The best and most effective incense will always be the non-self-igniting type. This kind of incense is most easily prepared by simply grinding the herbs you need in a mortar and pestle. After mixing the herbs in accordance with your needs and perhaps the recipe you're following, you simply burn the resulting mixture on charcoal disks. This is the most effective type of incense and is certainly worth a little time grinding up herbs. Charcoal disks are fairly inexpensive, so this method can be cost effective as well.

You can, if you like, use a pure wood powder as a base and add essential oils and other extractions. This works much like the non-self-igniting incense in that it has to be burned atop charcoal disks. I don't generally recommend this type of incense because it is much harder to prepare, but it is certainly an option.

Self-igniting incense is another story entirely. Fair warning: I really do not like self-igniting incense. Most of it is little better than scented sawdust and saltpeter. It burns all right, but because it uses very little actual herb, it has no real medicinal or magickal value. Even if you can manage to create an incense that is mostly herb and saltpeter, the saltpeter interferes with the scent of the herbs, thereby making it less effective than non-self-igniting incense. And most certainly you should not use self-igniting incense you find in stores. Smells great, yes, but it's worthless. If you want self-igniting incense, experiment with saltpeter and herbs until you find a mixture you like.

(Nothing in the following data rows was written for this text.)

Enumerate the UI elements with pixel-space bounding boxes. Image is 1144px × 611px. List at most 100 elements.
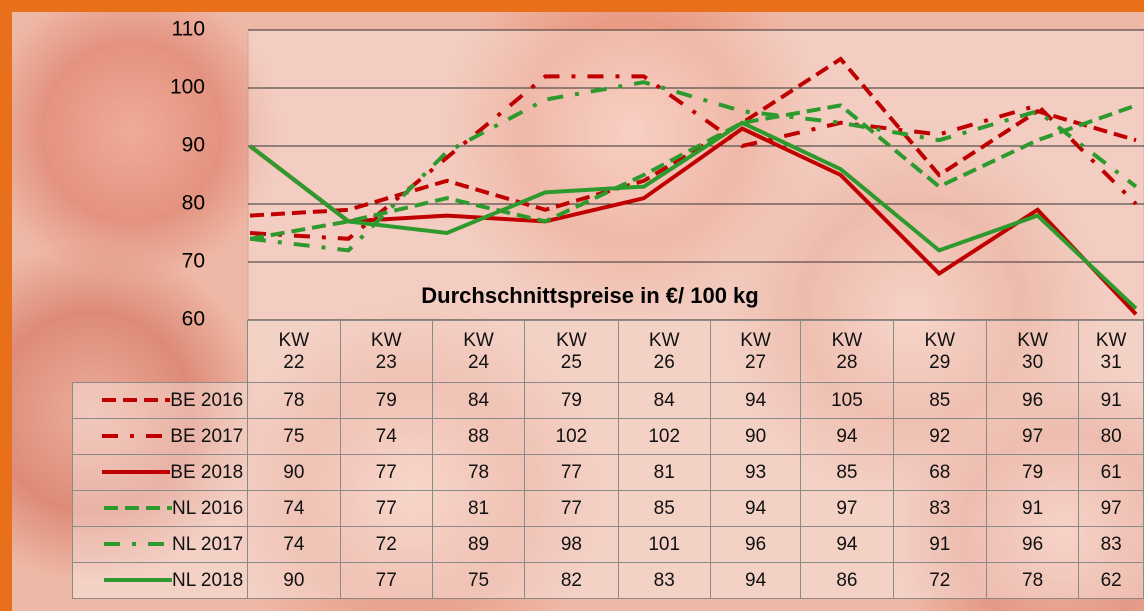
value-cell: 80 (1079, 419, 1144, 455)
legend-label: BE 2017 (170, 426, 243, 447)
value-cell: 89 (432, 527, 524, 563)
value-cell: 77 (340, 455, 432, 491)
value-cell: 97 (986, 419, 1078, 455)
value-cell: 68 (893, 455, 986, 491)
category-label: KW 25 (554, 330, 588, 374)
legend-cell: BE 2016 (73, 383, 248, 419)
value-cell: 91 (986, 491, 1078, 527)
category-label: KW 29 (923, 330, 957, 374)
value-cell: 96 (710, 527, 800, 563)
legend-cell: BE 2017 (73, 419, 248, 455)
value-cell: 78 (986, 563, 1078, 599)
value-cell: 90 (248, 455, 340, 491)
data-table: KW 22 KW 23 KW 24 KW 25 KW 26 KW 27 KW 28 KW 29… (72, 320, 1144, 599)
y-tick-label: 100 (170, 76, 205, 99)
value-cell: 93 (710, 455, 800, 491)
value-cell: 83 (1079, 527, 1144, 563)
value-cell: 105 (801, 383, 893, 419)
value-cell: 77 (525, 455, 618, 491)
y-tick-label: 80 (182, 192, 205, 215)
value-cell: 78 (432, 455, 524, 491)
value-cell: 72 (340, 527, 432, 563)
legend-swatch (102, 538, 172, 550)
value-cell: 92 (893, 419, 986, 455)
value-cell: 79 (525, 383, 618, 419)
value-cell: 86 (801, 563, 893, 599)
value-cell: 79 (986, 455, 1078, 491)
category-label: KW 28 (830, 330, 864, 374)
value-cell: 72 (893, 563, 986, 599)
category-cell: KW 26 (618, 321, 710, 383)
legend-label: NL 2016 (172, 498, 243, 519)
category-cell: KW 22 (248, 321, 340, 383)
value-cell: 82 (525, 563, 618, 599)
category-label: KW 22 (277, 330, 311, 374)
value-cell: 77 (340, 491, 432, 527)
legend-cell: BE 2018 (73, 455, 248, 491)
legend-label: BE 2016 (170, 390, 243, 411)
legend-cell: NL 2018 (73, 563, 248, 599)
value-cell: 81 (432, 491, 524, 527)
category-label: KW 27 (739, 330, 773, 374)
value-cell: 97 (1079, 491, 1144, 527)
value-cell: 85 (618, 491, 710, 527)
value-cell: 102 (618, 419, 710, 455)
category-cell: KW 24 (432, 321, 524, 383)
value-cell: 98 (525, 527, 618, 563)
value-cell: 85 (893, 383, 986, 419)
value-cell: 96 (986, 527, 1078, 563)
value-cell: 83 (893, 491, 986, 527)
value-cell: 94 (710, 563, 800, 599)
value-cell: 96 (986, 383, 1078, 419)
category-label: KW 24 (462, 330, 496, 374)
value-cell: 62 (1079, 563, 1144, 599)
value-cell: 102 (525, 419, 618, 455)
category-cell: KW 30 (986, 321, 1078, 383)
value-cell: 75 (248, 419, 340, 455)
value-cell: 75 (432, 563, 524, 599)
value-cell: 81 (618, 455, 710, 491)
corner (73, 321, 248, 383)
category-label: KW 31 (1094, 330, 1128, 374)
value-cell: 90 (710, 419, 800, 455)
category-cell: KW 23 (340, 321, 432, 383)
category-cell: KW 31 (1079, 321, 1144, 383)
category-label: KW 30 (1016, 330, 1050, 374)
value-cell: 74 (248, 527, 340, 563)
category-cell: KW 25 (525, 321, 618, 383)
category-cell: KW 28 (801, 321, 893, 383)
legend-cell: NL 2016 (73, 491, 248, 527)
category-label: KW 23 (369, 330, 403, 374)
legend-swatch (100, 430, 170, 442)
value-cell: 84 (432, 383, 524, 419)
value-cell: 91 (893, 527, 986, 563)
legend-label: NL 2017 (172, 534, 243, 555)
legend-swatch (102, 502, 172, 514)
value-cell: 101 (618, 527, 710, 563)
legend-swatch (102, 574, 172, 586)
plot-area (248, 30, 1144, 320)
value-cell: 90 (248, 563, 340, 599)
value-cell: 74 (248, 491, 340, 527)
legend-cell: NL 2017 (73, 527, 248, 563)
value-cell: 94 (801, 527, 893, 563)
legend-swatch (100, 466, 170, 478)
value-cell: 77 (340, 563, 432, 599)
value-cell: 94 (710, 383, 800, 419)
value-cell: 94 (710, 491, 800, 527)
legend-label: BE 2018 (170, 462, 243, 483)
chart-title: Durchschnittspreise in €/ 100 kg (421, 283, 758, 308)
page: 60708090100110Durchschnittspreise in €/ … (0, 0, 1144, 611)
value-cell: 79 (340, 383, 432, 419)
value-cell: 77 (525, 491, 618, 527)
value-cell: 85 (801, 455, 893, 491)
y-tick-label: 70 (182, 250, 205, 273)
y-tick-label: 90 (182, 134, 205, 157)
category-cell: KW 29 (893, 321, 986, 383)
header-row: KW 22 KW 23 KW 24 KW 25 KW 26 KW 27 KW 28 KW 29… (73, 321, 1144, 383)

Then we come to the matter of incense sticks. Though sticks are convenient, NEVER buy them from a store. Almost without exception these sticks are made of resin and fragrance oils (at least in North America and most of Europe). Since fragrance oils do not have the properties of essential oils (which comes from the natural herb), they are useless for your magickal or medicinal work. Now if they made them from essential oils...but this is rarely done because the cost would be astronomical. If you can buy the incense sticks for a quarter a piece, they're certainly made with fragrance oils no matter what the sales person says.

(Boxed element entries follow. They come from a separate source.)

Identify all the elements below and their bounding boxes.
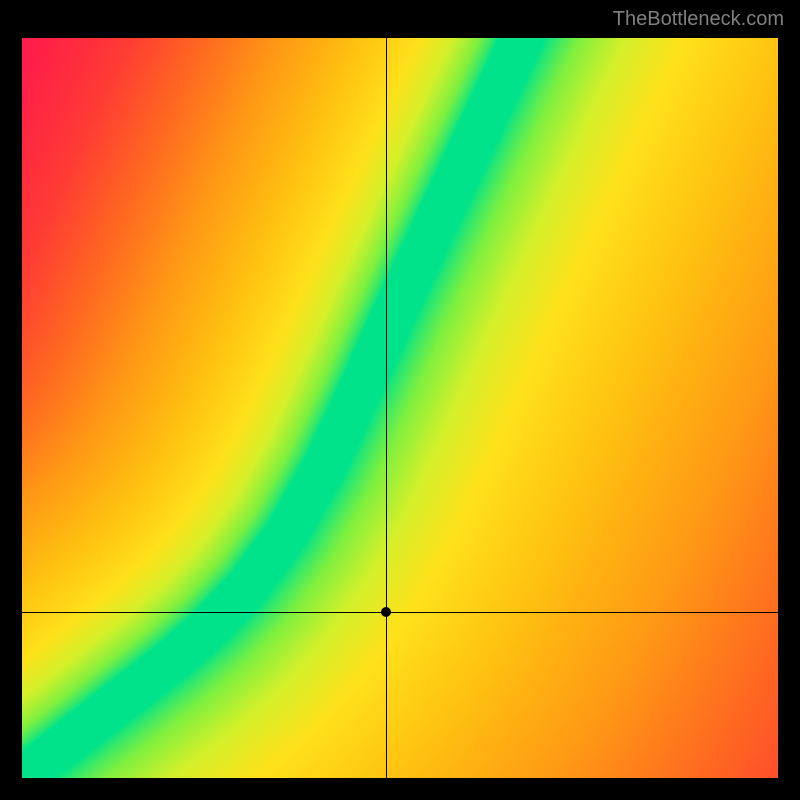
heatmap-canvas — [22, 38, 778, 778]
crosshair-vertical — [386, 38, 387, 778]
watermark-text: TheBottleneck.com — [613, 8, 784, 31]
heatmap-plot — [22, 38, 778, 778]
crosshair-horizontal — [22, 612, 778, 613]
crosshair-marker — [381, 607, 391, 617]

So what about making them yourself? Well, it's possible. I have had some success dipping my own incense sticks in a mixture of resin and essential oils. I've used both wooden sticks and charcoal sticks, and both have their benefits. The wooden sticks are cleaner, but the charcoal sticks produce a superior scent (but they do make a mess). So you can certainly make your own stick incense that will work for your purposes, but be aware that this is a time consuming process. Finished sticks will have to dry for a few days (don't try to quicken this process in an oven) so you won't be able to use them immediately. Still, the process can be a fun craft if you're in to that sort of thing.

The best way to make incense is simply to grind the herbs and burn them (even by throwing them into a fire instead of using charcoal disks). There are other methods, obviously, but in this case, simple is best. Experiment, if you like, but don't skip over the easiest and most effective method for preparing incense.